The performance took place in a familiar venue for Hotel Elefant, The DiMenna Center for Classical Music. On first encounter, the room appeared to be more suitable for rehearsal than performance. But for this occasion the space proved to be an intimate and capable room for both the ensemble and audience, as it helped clearly bring together acoustic and electronic elements which were displayed in many of the works that night.
The concert opened with new music by young composers Angélica Negrón and Michelle Lou. Both notably accomplished for their young age, they brought meaningful contributions to the program. First was Drawings for Meyoko by Negrón, a piece was written for a small ensemble of flute, viola, and harp with electronics. At times it faintly resembled a Debussy-meets-Sufjan-Stevens-esque quality, as the music charted through a magnificent dreamscape. The three players from Hotel Elefant performed with playful dialogue between electronic and acoustic forces of the room using both recorded and live amplified sounds to fill out the timbre of the ensemble. Negrón’s score calls for the players to begin and end the work by blending their own voices with the crumpling of plastic bags, making for a blissful and organic atmosphere.
Following that was paralipomena (Greek for “things omitted from a text”) from Michelle Lou, a 2012 Finale National Contest finalist. Lou, also a bassist in Hotel Elefant, wrote the work as a companion piece for Luigi Dallapiccola’s Piccola musica notturna. Originally commissioned by San Francisco Contemporary Music Players and using the same instrumentation as Dallapiccola, Lou’s work reflected on the dark imagery of poet Antonio Machado, filling in Dallapiccola’s “omissions” with extended techniques and long timbral explorations. The ensemble played the work precisely under the baton of Meg Zervoulis, but it felt as if it were missing something without being performed in conjunction with Dallapiccola’s work.

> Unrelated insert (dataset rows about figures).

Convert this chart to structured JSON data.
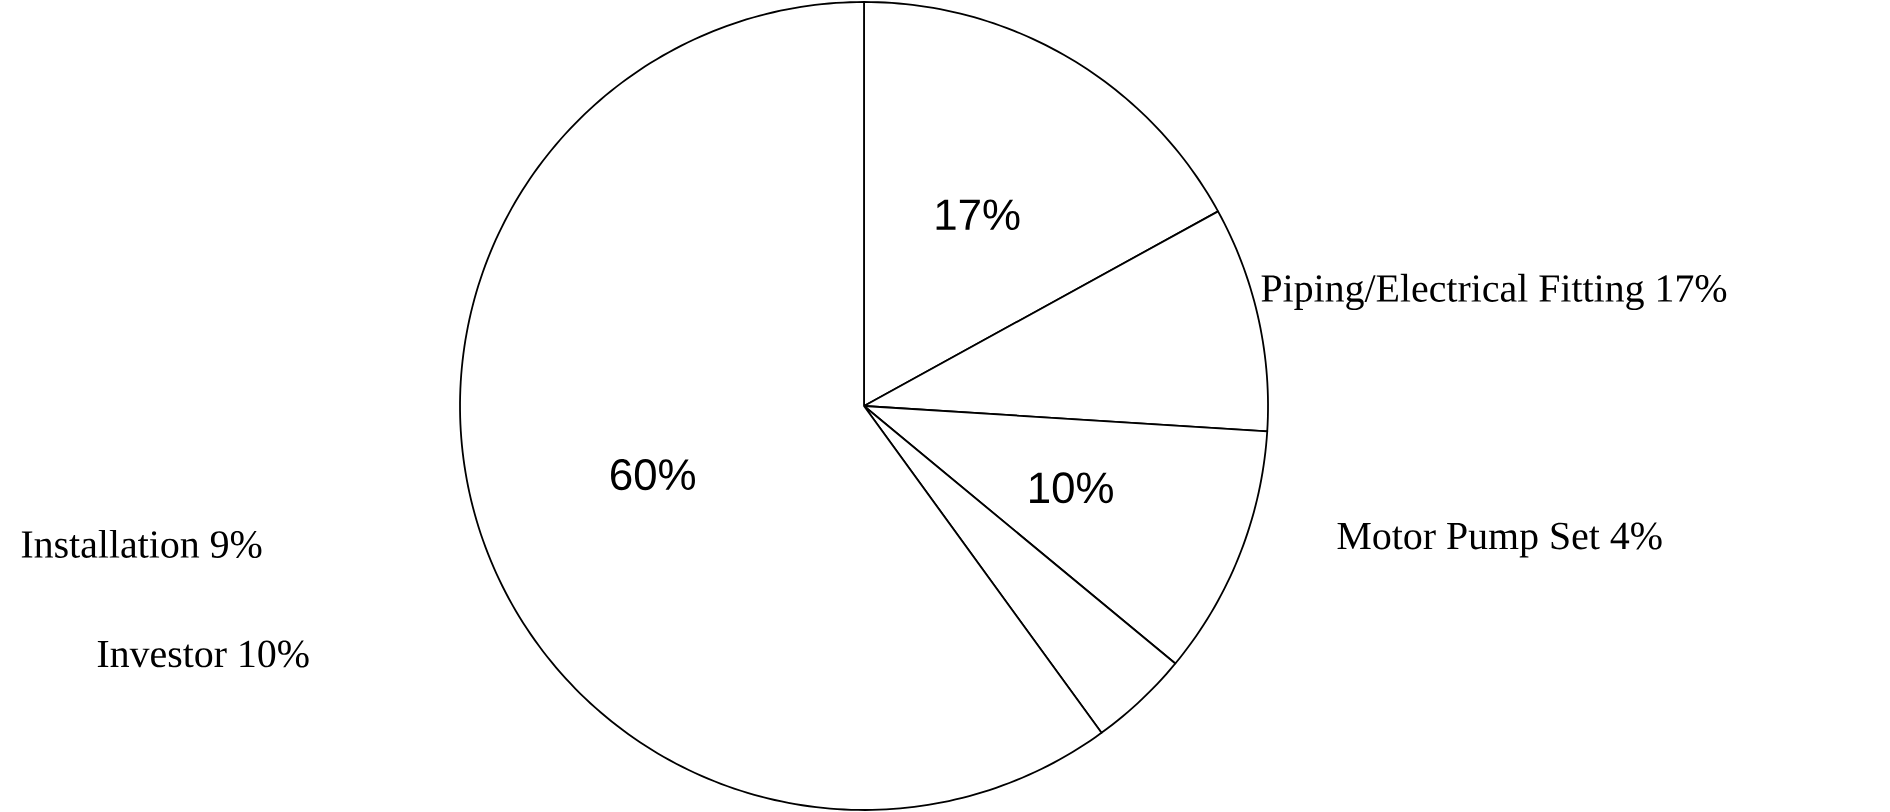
{
  "chart_data": {
    "type": "pie",
    "categories": [
      null,
      null,
      null,
      null,
      null
    ],
    "values": [
      17,
      9,
      10,
      4,
      60
    ],
    "colors": [
      "#ffffff",
      "#ffffff",
      "#ffffff",
      "#ffffff",
      "#ffffff"
    ],
    "value_labels": [
      "17%",
      null,
      "10%",
      null,
      "60%"
    ],
    "annotations": [
      "Piping/Electrical Fitting 17%",
      "Motor Pump Set 4%",
      "Installation 9%",
      "Investor 10%"
    ]
  }
}
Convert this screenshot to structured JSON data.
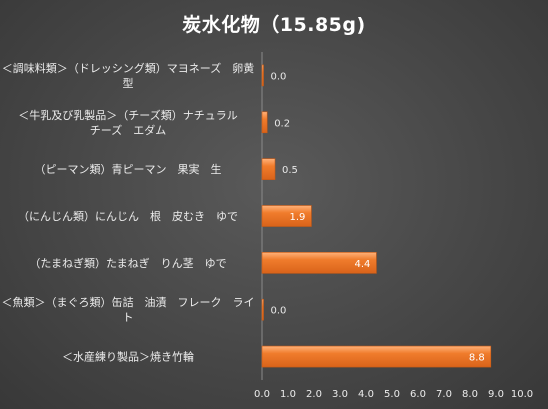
{
  "chart_data": {
    "type": "bar",
    "orientation": "horizontal",
    "title": "炭水化物（15.85g)",
    "categories": [
      [
        "＜調味料類＞（ドレッシング類）マヨネーズ　卵黄",
        "型"
      ],
      [
        "＜牛乳及び乳製品＞（チーズ類）ナチュラル",
        "チーズ　エダム"
      ],
      [
        "（ピーマン類）青ピーマン　果実　生"
      ],
      [
        "（にんじん類）にんじん　根　皮むき　ゆで"
      ],
      [
        "（たまねぎ類）たまねぎ　りん茎　ゆで"
      ],
      [
        "＜魚類＞（まぐろ類）缶詰　油漬　フレーク　ライ",
        "ト"
      ],
      [
        "＜水産練り製品＞焼き竹輪"
      ]
    ],
    "values": [
      0.0,
      0.2,
      0.5,
      1.9,
      4.4,
      0.0,
      8.8
    ],
    "data_labels": [
      "0.0",
      "0.2",
      "0.5",
      "1.9",
      "4.4",
      "0.0",
      "8.8"
    ],
    "x_ticks": [
      "0.0",
      "1.0",
      "2.0",
      "3.0",
      "4.0",
      "5.0",
      "6.0",
      "7.0",
      "8.0",
      "9.0",
      "10.0"
    ],
    "xlim": [
      0,
      10
    ],
    "xlabel": "",
    "ylabel": "",
    "grid": false,
    "legend": "none",
    "colors": {
      "bar": "#f07c2c",
      "bar_edge": "#ffb27a",
      "label_inside": "#ffffff",
      "label_outside": "#e8e8e8"
    }
  }
}
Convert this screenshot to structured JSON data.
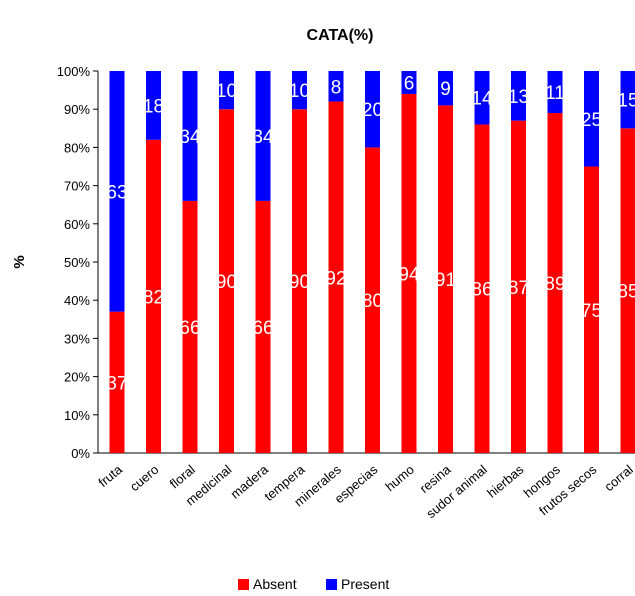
{
  "chart_data": {
    "type": "bar",
    "stacked": true,
    "title": "CATA(%)",
    "ylabel": "%",
    "xlabel": "",
    "ylim": [
      0,
      100
    ],
    "yticks": [
      "0%",
      "10%",
      "20%",
      "30%",
      "40%",
      "50%",
      "60%",
      "70%",
      "80%",
      "90%",
      "100%"
    ],
    "categories": [
      "fruta",
      "cuero",
      "floral",
      "medicinal",
      "madera",
      "tempera",
      "minerales",
      "especias",
      "humo",
      "resina",
      "sudor animal",
      "hierbas",
      "hongos",
      "frutos secos",
      "corral"
    ],
    "series": [
      {
        "name": "Absent",
        "color": "#ff0000",
        "values": [
          37,
          82,
          66,
          90,
          66,
          90,
          92,
          80,
          94,
          91,
          86,
          87,
          89,
          75,
          85
        ],
        "labels": [
          "37",
          "82",
          "66",
          "90",
          "66",
          "90",
          "92",
          "80",
          "94",
          "91",
          "86",
          "87",
          "89",
          "75",
          "85"
        ]
      },
      {
        "name": "Present",
        "color": "#0000ff",
        "values": [
          63,
          18,
          34,
          10,
          34,
          10,
          8,
          20,
          6,
          9,
          14,
          13,
          11,
          25,
          15
        ],
        "labels": [
          "63",
          "18",
          "34",
          "10",
          "34",
          "10",
          "8",
          "20",
          "6",
          "9",
          "14",
          "13",
          "11",
          "25",
          "15"
        ]
      }
    ],
    "grid": false,
    "legend": "bottom"
  }
}
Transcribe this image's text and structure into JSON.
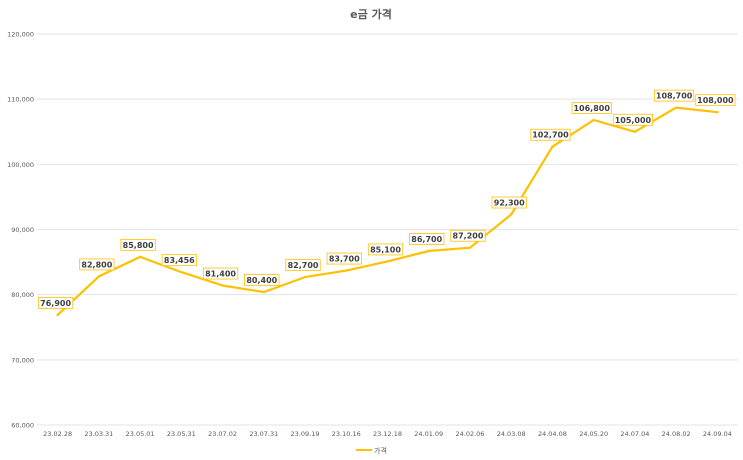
{
  "chart_data": {
    "type": "line",
    "title": "e금 가격",
    "xlabel": "",
    "ylabel": "",
    "ylim": [
      60000,
      120000
    ],
    "y_ticks": [
      60000,
      70000,
      80000,
      90000,
      100000,
      110000,
      120000
    ],
    "y_tick_labels": [
      "60,000",
      "70,000",
      "80,000",
      "90,000",
      "100,000",
      "110,000",
      "120,000"
    ],
    "grid": true,
    "legend_position": "bottom",
    "categories": [
      "23.02.28",
      "23.03.31",
      "23.05.01",
      "23.05.31",
      "23.07.02",
      "23.07.31",
      "23.09.19",
      "23.10.16",
      "23.12.18",
      "24.01.09",
      "24.02.06",
      "24.03.08",
      "24.04.08",
      "24.05.20",
      "24.07.04",
      "24.08.02",
      "24.09.04"
    ],
    "series": [
      {
        "name": "가격",
        "color": "#ffc000",
        "values": [
          76900,
          82800,
          85800,
          83456,
          81400,
          80400,
          82700,
          83700,
          85100,
          86700,
          87200,
          92300,
          102700,
          106800,
          105000,
          108700,
          108000
        ],
        "data_labels": [
          "76,900",
          "82,800",
          "85,800",
          "83,456",
          "81,400",
          "80,400",
          "82,700",
          "83,700",
          "85,100",
          "86,700",
          "87,200",
          "92,300",
          "102,700",
          "106,800",
          "105,000",
          "108,700",
          "108,000"
        ]
      }
    ]
  }
}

All three composers on the program were in attendance at the concert. Sandwiched between an intermission and a two of his works was a brief interview session with Michael Gordon. Gordon gave the audience some insight into his composition process, including notes on the kind of diet it takes to compose his more “epic” pieces (brown rice for the longer ones and candy bars for the shorter ones).

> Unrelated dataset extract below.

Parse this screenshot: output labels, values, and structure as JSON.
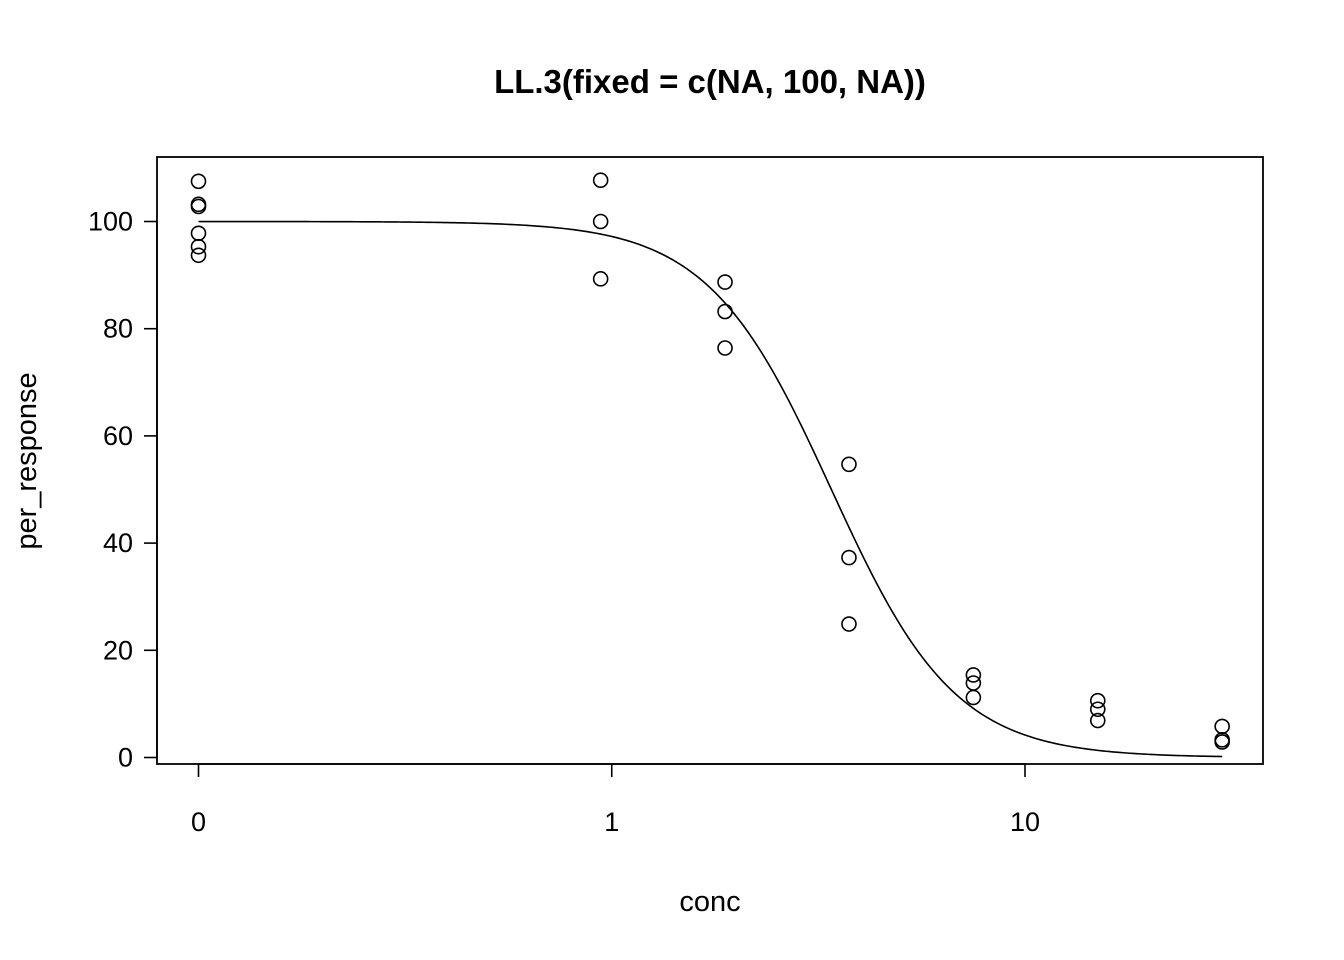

Both of Gordon’s works, for Madeline and The Sad Park, were wise choices for this program. Intimate and reflective, yet filled with energy and expansion. Gordon wrote for Madeline as a remembrance of his mother. It blends a small ensemble against a distorted electric guitar using a slide. At times the guitar tended to drown out the rest of the ensemble with white noise, but when there was balance, the drones and beautiful timbre evoked a powerful meditative state.
The Sad Park was equally exhilarating. An amplified string quartet played this work, along with pre-recorded tapes of children explaining their own personal experiences of witnessing the horrific events of September 11, 2001. The tapes, recorded by their teacher at the time, were manipulated, distorted, and augmented across the four parts of the piece. Gordon dissects and focuses on the acoustic properties of the children’s voices, which at times had musical qualities unto themselves.
Michael Gordon is a composer who may not be as widely known as he should be. His music is filled with the life and energy in a diversity of genres. Yet, it is hard to pin down his style. With credentials that include being a founding member of Bang On A Can, Gordon has established a strong and unique voice within contemporary chamber music. Likewise, Hotel Elefant seems to be carving out their own niche, combining style, versatility, and quality of performance. They are well on their way to becoming a resounding force in the new music world.